In another incident, Sergeant Roy W. Johnson attacked a Japanese tank single-handedly, scrambling to the turret, dropping a grenade inside, then sitting on the hatch until the detonation. Johnson survived this incident, but he was killed in subsequent fighting on Betio, one of 217 Marine Corps sergeants to be killed or wounded in the 76-hour battle.

On Red Beach Three, a captain, shot through both arms and legs, sent a message to Major Crowe, apologizing for “letting you down.” Major Ryan recalled “a wounded sergeant I had never seen before limping up to ask me where he was needed most.” PFC Moore, wounded and disarmed from his experiences trying to drive “My Deloris” over the seawall, carried fresh ammunition up to machine gun crews the rest of the day until having to be evacuated to one of the transports. Other brave individuals retrieved a pair of 37mm antitank guns from a sunken landing craft, manhandled them several hundred yards ashore under nightmarish enemy fire, and hustled them across the beach to the seawall. The timing was critical. Two Japanese tanks were approaching the beachhead.
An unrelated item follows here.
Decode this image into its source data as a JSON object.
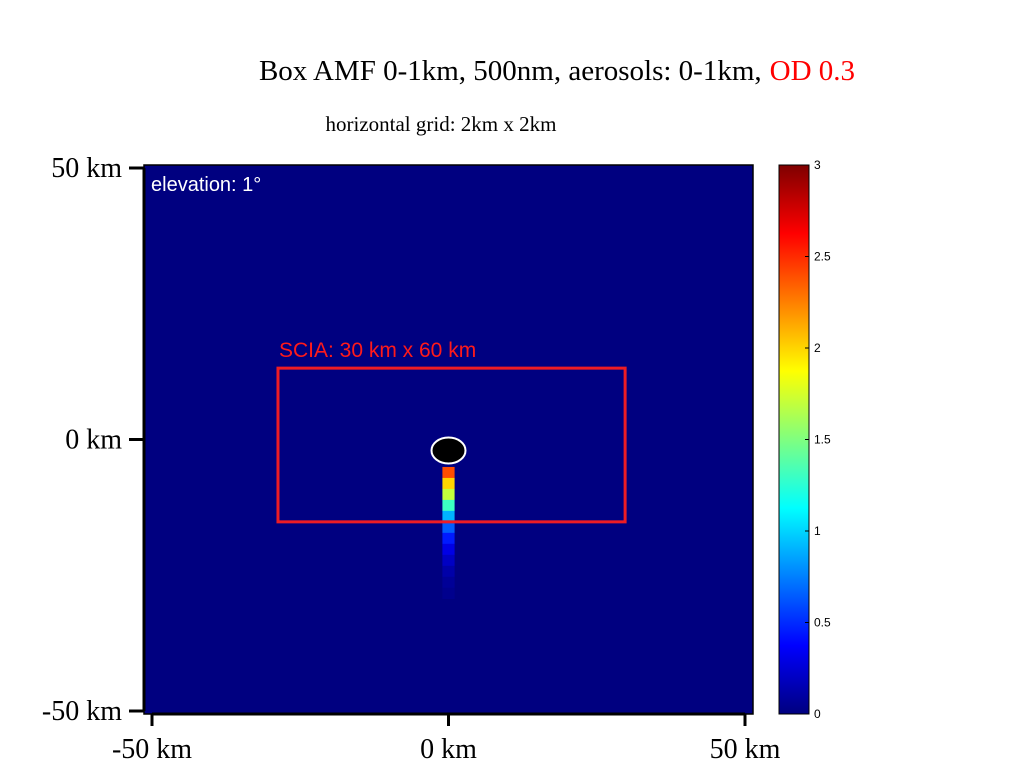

The Marine guns were too low to fire over the wall. “Lift them over,” came the cry from a hundred throats, “LIFT THEM OVER!” Willing hands hoisted the 900-pound guns atop the wall. The gunners coolly loaded, aimed, and fired, knocking out one tank at close range, chasing off the other. There were hoarse cheers.

“D-Day at Tarawa,” a sketch by Kerr Eby. This drawing captures the desperation of troops wading ashore from the reef through barbed wire obstacles and under constant machine gun fire. The artist himself was with the invading troops.